Pourtant, sous le regard inquiet de son frère, il se trouve incapable de dire quoi que ce soit d’important. Il ne lui vient que des insignifiances mais, après tout, rien n’empêche à Albus de jouer aussi son rôle, son rôle de petit frère. Il se laisse relever, on lui prend la main, sa main qu’il trouve toute petite. Il était encore ce petit garçon avec les mains entortillées dans les poches, perdu quelque part sur le quai au milieu des au revoir. Il court après ce petit garçon alors qu’il emboîte le pas de son frère. Il oublie que, lui, il n’avait pas d’au revoir au coin des yeux. Après James, il navigue patiemment les couloirs qui se chevauchent et se poursuivent. Le château ne l’impressionne déjà plus : il se confie, il se livre au sillage de son frère qui l’emmène.
Bientôt, ses joues fraîches sont séchées de l’émotion. Il n’a plus les yeux brillants que de s’être laissé voir, oui, c’est ça : laissé voir alors qu’on fourrageait trop longtemps dans sa tête, plus longtemps que pour les autres garçons. Tu ne te rends pas compte, James, ils me regardaient tous comme si j’avais trois têtes !
L’épreuve du tabouret, ça avait été quelque chose. Alors il rit encore un peu, parce qu’il sait que ça fait plaisir à James. Il l’accuse de lui avoir encore dit n’importe quoi — en plus, papa et maman l’avaient dit, qu’il n’y aurait ni troll, ni licorne mangeuse d’homme.
Mais peut-être qu’Albus aurait préféré affronter de grands monstres bardés de dents longues, plutôt que le regard de tous les autres garçons tandis qu’un vieux chapeau faisait son haruspice ; plutôt que de rencontrer Scorpius, ce soir — mais ne pas le dire, ne pas y penser, d’ailleurs James ralentit le pas, il arrive. Il l’a guidé devant un tableau très large, sur lequel une dame en atours élégants ronfle parmi les coupes de fruits et de vin. Il souffle un mot qu’Albus n’entend pas et le tableau s’écarte ; et Albus comprend. Il est secrètement heureux de ce que cela signifie. Ce soir, il se ravaudera un peu de chaleur parmi les bras de son frère.

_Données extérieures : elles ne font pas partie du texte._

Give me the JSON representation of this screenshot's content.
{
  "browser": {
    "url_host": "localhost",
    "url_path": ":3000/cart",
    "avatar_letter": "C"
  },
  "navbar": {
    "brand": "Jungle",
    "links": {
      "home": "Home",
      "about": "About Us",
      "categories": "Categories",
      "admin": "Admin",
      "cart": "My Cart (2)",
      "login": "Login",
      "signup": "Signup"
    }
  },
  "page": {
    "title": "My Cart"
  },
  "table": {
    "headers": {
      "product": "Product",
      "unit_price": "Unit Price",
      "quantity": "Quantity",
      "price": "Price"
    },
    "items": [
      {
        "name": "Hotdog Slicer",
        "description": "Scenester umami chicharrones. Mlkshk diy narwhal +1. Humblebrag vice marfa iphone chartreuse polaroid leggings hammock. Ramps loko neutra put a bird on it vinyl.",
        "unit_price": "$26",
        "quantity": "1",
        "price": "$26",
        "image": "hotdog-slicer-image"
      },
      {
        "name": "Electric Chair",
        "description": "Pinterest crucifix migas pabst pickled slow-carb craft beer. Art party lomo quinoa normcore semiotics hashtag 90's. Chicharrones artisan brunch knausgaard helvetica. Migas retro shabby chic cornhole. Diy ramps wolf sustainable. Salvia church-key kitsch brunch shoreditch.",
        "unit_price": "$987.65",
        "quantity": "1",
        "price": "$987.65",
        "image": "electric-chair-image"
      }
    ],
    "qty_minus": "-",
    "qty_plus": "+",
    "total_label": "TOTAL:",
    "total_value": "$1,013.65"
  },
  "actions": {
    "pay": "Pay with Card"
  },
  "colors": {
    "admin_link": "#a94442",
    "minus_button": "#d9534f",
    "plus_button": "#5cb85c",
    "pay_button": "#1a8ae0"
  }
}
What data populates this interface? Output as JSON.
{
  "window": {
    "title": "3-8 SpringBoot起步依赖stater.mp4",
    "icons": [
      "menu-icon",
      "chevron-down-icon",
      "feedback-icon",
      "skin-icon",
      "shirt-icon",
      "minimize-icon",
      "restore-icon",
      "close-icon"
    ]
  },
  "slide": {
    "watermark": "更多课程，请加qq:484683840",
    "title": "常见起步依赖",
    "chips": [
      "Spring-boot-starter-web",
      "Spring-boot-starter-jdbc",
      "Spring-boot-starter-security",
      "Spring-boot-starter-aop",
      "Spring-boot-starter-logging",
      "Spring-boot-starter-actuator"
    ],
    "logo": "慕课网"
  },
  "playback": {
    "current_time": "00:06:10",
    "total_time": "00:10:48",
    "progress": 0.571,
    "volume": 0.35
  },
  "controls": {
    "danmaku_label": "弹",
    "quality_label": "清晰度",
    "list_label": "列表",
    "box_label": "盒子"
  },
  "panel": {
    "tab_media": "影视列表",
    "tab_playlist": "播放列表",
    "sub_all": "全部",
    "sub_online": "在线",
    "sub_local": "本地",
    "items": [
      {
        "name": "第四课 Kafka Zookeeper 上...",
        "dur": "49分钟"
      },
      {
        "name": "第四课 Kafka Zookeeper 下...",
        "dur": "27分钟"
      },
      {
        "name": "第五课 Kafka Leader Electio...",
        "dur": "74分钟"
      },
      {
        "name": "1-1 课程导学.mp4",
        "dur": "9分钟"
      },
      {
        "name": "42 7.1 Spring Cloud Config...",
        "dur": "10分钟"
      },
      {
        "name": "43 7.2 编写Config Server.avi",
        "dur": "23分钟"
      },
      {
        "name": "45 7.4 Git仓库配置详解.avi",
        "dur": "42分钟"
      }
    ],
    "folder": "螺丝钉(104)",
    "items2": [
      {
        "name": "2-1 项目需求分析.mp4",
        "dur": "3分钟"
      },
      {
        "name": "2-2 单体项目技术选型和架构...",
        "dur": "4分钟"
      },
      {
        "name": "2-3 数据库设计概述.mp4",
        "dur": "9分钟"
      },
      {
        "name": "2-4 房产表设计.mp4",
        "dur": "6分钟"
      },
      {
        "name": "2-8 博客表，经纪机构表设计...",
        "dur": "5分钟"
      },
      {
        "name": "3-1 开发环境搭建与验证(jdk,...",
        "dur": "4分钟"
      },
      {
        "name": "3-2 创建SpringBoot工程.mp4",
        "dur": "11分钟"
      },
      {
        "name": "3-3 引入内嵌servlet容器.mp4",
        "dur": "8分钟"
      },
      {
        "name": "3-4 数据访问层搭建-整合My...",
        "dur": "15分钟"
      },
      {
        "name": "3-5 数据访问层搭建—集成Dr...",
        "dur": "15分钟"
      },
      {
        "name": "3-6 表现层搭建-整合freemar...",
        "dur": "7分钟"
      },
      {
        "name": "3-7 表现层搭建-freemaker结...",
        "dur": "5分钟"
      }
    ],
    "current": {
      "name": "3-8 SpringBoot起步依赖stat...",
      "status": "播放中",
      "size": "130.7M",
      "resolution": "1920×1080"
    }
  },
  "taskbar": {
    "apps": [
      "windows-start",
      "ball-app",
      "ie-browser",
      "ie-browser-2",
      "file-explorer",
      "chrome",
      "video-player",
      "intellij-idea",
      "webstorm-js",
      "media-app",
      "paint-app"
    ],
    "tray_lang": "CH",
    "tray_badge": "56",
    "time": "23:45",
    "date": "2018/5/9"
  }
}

C’était pour ça qu’il avait voulu le voir d’abord. Ça s’était imposé à lui dès qu’il avait compris, tout cadavre de petit garçon sur son tabouret, qu’il serait séparé de son frère cette année. Ce soir, il lui fallait au moins un peu de réassurance, s’assurer que James ne lui en voulait pas, faire semblant de ne pas s’en vouloir non plus, faire semblant de n’avoir jamais rencontré Scorpius et de ne pas sentir, au passage de chaque vitrail, l’odeur distincte du caoutchouc brûlé.
On dort déjà lorsqu’Albus se dérobe entre les draps, pour s’étancher de la chaleur de son frère. La chemise de nuit que James lui a prêtée est trop grande pour lui, mais elle est douce et si fine qu’il s’y sent comme nu.
La main de James glisse sur sa nuque, pour ramener sa tête dans le creux de son cou. C’est comme quand ils étaient petits, et qu’ils s’amusaient encore à déjouer la vigilance de leurs parents la nuit pour courir les plaines mauves.
James grattait un peu contre le mur qui séparait leurs chambres. C’était le signal. Quelques minutes plus tard, Albus descendait à son tour pour le rejoindre, pieds nus, derrière le petit débarras qui servait de cabane de jardin. Et alors, quand ils se retrouvaient, ils filaient parmi l’herbe longue en grands éclats de rire, les genoux maculés de terre grise.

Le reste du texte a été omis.